Three families of degradation are exercised, each at multiple severities:
TypeMethod
MCAR nullsRandom cell masking (Missing Completely At Random), swept across a range of severities from light to heavy
DuplicatesRandom row duplication, swept across a range of duplication rates
Gaussian noiseAdditive noise scaled to each numeric column’s standard deviation, swept across a range of noise levels
Each severity is repeated across multiple random seeds so the reported correlation is averaged over noise rather than driven by any single trial.

Readiness scoring

The benchmark uses ORCA’s production-aligned 7-dimension readiness score: completeness, consistency, referential integrity, compliance, uniqueness, schema quality, and stability. Each dimension is scored on a 0-100 scale and combined into a single weighted composite. Per the methodology page, the exact dimension weights, the thresholds each dimension applies internally, and the per-issue penalty schedules are implementation details we do not publish here. The point of this benchmark is the correlation claim — that the published score moves in step with real model performance — not a recipe for reproducing the score itself.

Interpreting results

Pearson rInterpretation
> 0.7Strong — readiness scores reliably predict ML performance
0.4 - 0.7Moderate — scores are a useful proxy
0.2 - 0.4Weak — some predictive value
< 0.2Not significant — the score would be flagged for methodology revision

How to reproduce

# Single dataset (fast)
python scripts/benchmark_readiness.py --dataset synthetic

# All datasets (downloads UCI data on first run)
python scripts/benchmark_readiness.py --dataset all --output results.json
Requirements: scikit-learn, pandas, numpy (included in requirements.txt).
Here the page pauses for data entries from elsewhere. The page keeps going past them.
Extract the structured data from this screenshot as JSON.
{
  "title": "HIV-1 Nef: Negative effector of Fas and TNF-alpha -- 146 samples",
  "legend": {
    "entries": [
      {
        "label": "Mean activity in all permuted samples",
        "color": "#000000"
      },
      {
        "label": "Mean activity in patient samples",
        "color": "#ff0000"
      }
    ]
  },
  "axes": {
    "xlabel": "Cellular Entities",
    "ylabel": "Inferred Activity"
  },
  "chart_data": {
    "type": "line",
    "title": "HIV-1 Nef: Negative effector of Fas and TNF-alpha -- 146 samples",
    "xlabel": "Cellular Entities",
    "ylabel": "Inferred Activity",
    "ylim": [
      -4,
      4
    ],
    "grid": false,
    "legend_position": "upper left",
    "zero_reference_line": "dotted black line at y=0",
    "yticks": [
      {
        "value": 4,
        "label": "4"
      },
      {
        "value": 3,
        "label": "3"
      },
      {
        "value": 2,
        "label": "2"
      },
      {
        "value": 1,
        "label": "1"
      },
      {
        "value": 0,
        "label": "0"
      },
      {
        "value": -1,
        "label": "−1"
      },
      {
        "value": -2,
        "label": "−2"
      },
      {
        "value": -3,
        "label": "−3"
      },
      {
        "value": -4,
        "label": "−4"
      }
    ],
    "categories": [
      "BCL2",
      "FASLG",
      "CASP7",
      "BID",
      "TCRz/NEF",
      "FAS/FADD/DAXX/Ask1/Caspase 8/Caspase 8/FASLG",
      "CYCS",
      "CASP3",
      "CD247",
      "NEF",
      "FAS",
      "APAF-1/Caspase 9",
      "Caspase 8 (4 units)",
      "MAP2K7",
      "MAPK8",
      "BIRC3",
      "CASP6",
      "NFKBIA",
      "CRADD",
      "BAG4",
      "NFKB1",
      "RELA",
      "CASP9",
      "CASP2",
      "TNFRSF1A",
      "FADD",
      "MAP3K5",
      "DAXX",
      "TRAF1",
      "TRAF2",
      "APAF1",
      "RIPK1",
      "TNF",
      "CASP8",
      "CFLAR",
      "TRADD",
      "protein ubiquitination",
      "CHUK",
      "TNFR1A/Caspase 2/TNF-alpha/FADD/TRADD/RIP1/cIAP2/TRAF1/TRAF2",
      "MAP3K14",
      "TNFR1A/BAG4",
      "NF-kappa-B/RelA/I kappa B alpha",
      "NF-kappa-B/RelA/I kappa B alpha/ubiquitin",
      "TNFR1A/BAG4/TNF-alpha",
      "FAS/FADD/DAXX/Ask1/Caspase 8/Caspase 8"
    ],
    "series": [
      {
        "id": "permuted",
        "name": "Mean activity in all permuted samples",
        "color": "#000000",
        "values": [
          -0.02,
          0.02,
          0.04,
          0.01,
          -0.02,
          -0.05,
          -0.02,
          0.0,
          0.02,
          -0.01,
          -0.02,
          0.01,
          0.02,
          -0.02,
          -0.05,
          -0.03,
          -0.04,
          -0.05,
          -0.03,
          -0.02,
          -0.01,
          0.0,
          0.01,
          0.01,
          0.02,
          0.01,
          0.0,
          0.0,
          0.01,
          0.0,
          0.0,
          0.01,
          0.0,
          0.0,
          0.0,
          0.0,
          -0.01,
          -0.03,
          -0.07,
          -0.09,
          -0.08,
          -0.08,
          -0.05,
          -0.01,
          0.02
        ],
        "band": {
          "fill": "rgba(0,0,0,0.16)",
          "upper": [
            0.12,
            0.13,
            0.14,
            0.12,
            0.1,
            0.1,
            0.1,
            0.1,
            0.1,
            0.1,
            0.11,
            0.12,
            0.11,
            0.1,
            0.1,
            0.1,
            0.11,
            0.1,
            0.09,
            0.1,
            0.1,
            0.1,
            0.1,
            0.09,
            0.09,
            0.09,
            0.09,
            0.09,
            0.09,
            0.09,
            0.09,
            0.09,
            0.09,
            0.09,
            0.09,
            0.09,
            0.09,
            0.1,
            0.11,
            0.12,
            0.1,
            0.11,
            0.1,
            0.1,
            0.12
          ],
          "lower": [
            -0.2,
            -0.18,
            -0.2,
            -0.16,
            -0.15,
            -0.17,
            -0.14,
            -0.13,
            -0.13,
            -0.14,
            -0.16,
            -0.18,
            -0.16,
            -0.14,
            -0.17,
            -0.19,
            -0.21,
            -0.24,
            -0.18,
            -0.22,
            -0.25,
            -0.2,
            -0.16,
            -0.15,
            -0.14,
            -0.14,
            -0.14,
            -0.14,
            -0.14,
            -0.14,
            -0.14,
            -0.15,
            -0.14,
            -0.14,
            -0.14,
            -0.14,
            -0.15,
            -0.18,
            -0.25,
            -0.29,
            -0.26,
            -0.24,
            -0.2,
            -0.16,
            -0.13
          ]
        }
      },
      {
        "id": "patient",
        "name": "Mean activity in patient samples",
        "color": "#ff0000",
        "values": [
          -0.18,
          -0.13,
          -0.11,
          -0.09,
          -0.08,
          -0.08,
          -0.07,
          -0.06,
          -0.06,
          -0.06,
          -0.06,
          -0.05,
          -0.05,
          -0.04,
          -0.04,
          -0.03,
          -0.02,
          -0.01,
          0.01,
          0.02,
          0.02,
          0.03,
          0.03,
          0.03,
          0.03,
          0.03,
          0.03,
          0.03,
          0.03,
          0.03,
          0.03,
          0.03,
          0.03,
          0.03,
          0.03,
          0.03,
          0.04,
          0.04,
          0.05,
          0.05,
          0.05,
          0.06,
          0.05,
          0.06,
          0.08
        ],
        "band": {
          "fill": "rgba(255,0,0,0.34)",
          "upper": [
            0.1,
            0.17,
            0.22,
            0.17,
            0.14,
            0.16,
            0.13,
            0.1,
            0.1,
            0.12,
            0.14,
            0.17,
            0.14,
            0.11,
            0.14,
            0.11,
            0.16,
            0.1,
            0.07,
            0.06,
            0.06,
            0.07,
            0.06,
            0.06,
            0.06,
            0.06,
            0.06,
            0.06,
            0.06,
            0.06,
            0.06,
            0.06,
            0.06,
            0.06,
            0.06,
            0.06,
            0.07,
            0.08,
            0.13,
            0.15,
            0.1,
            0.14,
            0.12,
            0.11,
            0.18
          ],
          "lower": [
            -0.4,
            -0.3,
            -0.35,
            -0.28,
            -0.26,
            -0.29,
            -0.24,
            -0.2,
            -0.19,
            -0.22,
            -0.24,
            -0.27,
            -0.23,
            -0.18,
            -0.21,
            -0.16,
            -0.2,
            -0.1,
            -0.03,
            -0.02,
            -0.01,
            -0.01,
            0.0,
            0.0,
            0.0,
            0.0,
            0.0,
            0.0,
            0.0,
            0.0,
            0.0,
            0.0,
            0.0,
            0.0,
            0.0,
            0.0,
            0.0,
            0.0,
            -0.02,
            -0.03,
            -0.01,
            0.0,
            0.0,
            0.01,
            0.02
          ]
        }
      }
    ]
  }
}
UCI datasets are downloaded automatically and cached in scripts/datasets/.

Use-case weight profiles

Production deployments can apply use-case-specific weight profiles that re-balance dimension importance to match the intended ML workload — a time-series forecasting profile and a tabular-classification profile weigh the dimensions differently because what dominates risk for each family of model is different. See AI Readiness and the methodology page for the philosophy behind the profiles; the per-profile weight values are implementation details we do not publish.

Transparency note

Results may vary based on dataset characteristics. We publish our methodology and scripts for full transparency. The benchmark source code is available at scripts/benchmark_readiness.py.